Figure 2: Comparative analysis of performance across five difficulty levels in MATH-500 reveals TTVS's superior robustness and wider performance gap as complexity increases.

Component Analysis

Ablation studies isolate the individual effects of Consistency-Guided Exploitation (CGE) and Intra-Group Exploitation (IGE). Both modules independently produce substantial gains, with IGE yielding higher entropy and more stable exploration during policy optimization.

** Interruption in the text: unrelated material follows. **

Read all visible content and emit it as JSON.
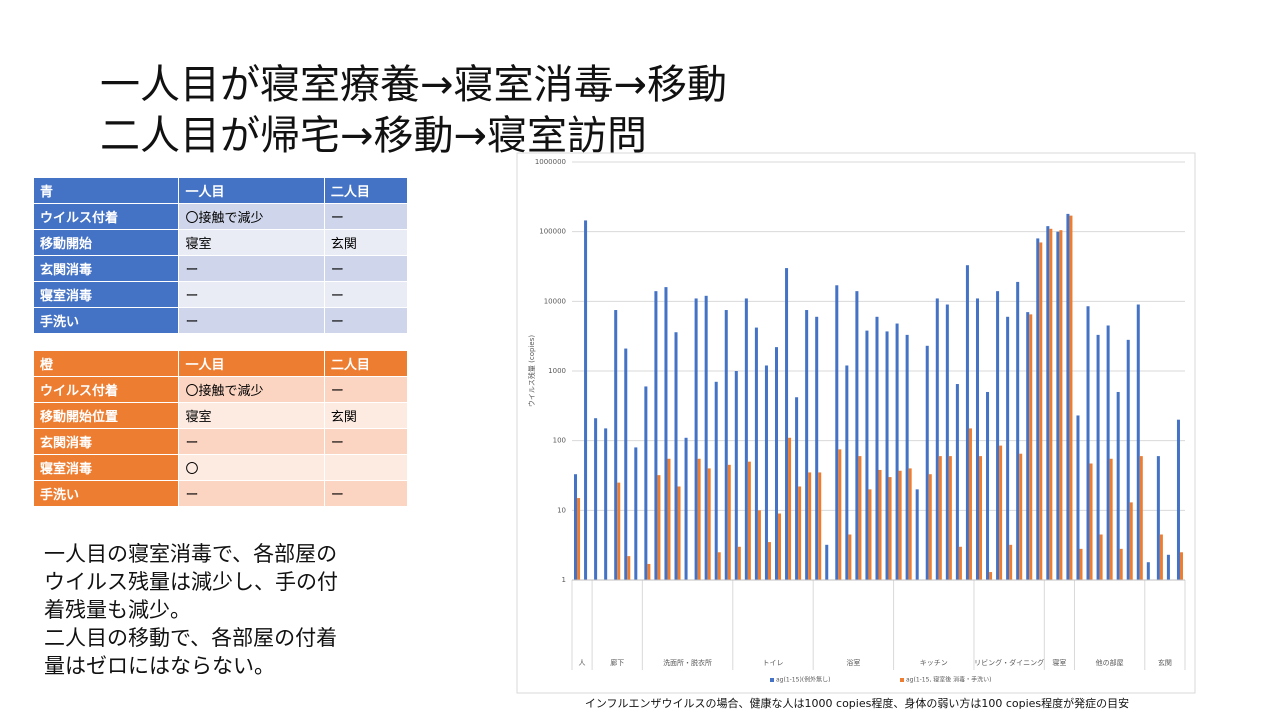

Figure 3: Entropy curves for TTVS components on AMC2023 (Qwen3-4B) illustrate maintained diversity and exploration throughout training.

Computational Efficiency

Resource analysis confirms that TTVS does not incur substantial additional computational overhead. GPU memory usage during test-time training is comparable to TTRL for the same number of rollouts. Even when TTRL's rollouts are doubled, TTVS maintains lower memory consumption while delivering superior accuracy.

Figure 4: Computational cost during test-time training on Qwen3-4B demonstrates TTVS's efficient utilization of resources.

Hyperparameter Sensitivity

Empirical examinations reveal optimal warmup steps for intra-group ($E_{intra}$) and cross-group ($E_{cross}$) exploration, with peak performance achieved at 40 and 60 steps, respectively. Filtering thresholds and maximum token length are also shown to be robust, further validating TTVS's quality control.

Figure 5: Hyperparameter analysis of the warmup steps for intra-group exploration ($E_{intra}$) on diverse reasoning datasets.

Figure 6: Hyperparameter analysis of cross-group exploration ($E_{cross}$) across multiple datasets confirms the stability of TTVS.

Implications and Future Directions

TTVS fundamentally expands the scope of RL-based LRM adaptation, decoupling performance improvements from reliance on labeled data or expert model supervision. The dynamic data augmentation and hybrid exploration provide a self-evolving mechanism, with robust empirical gains seen even on challenging or domain-specific benchmarks, including medical reasoning (MedMCQA) and unseen datasets (DeepMath-103K).

Practically, TTVS enables efficient test-time adaptation for LRMs in environments with distributional shift, scarce supervision, or costly label acquisition. Theoretically, its compositionality with policy optimization algorithms (GRPO, OPO, DAPO) and compatibility with base models (without instruction-following ability) signal potential for broader applicability. Extensions to multimodal architectures and non-verifiable reward scenarios (creative, commonsense reasoning) are plausible via LM-as-a-Judge paradigms, inviting further research in self-supervised RL on subjective or creative tasks.

Conclusion

TTVS presents a principled, highly effective approach to test-time reinforcement learning for LRMs, leveraging variational synthesis and hybrid exploration to achieve superior performance on reasoning benchmarks without reliance on labeled data. The results underscore its practical utility in real-world settings and its theoretical relevance for adaptive self-improvement in RL-driven LLMs.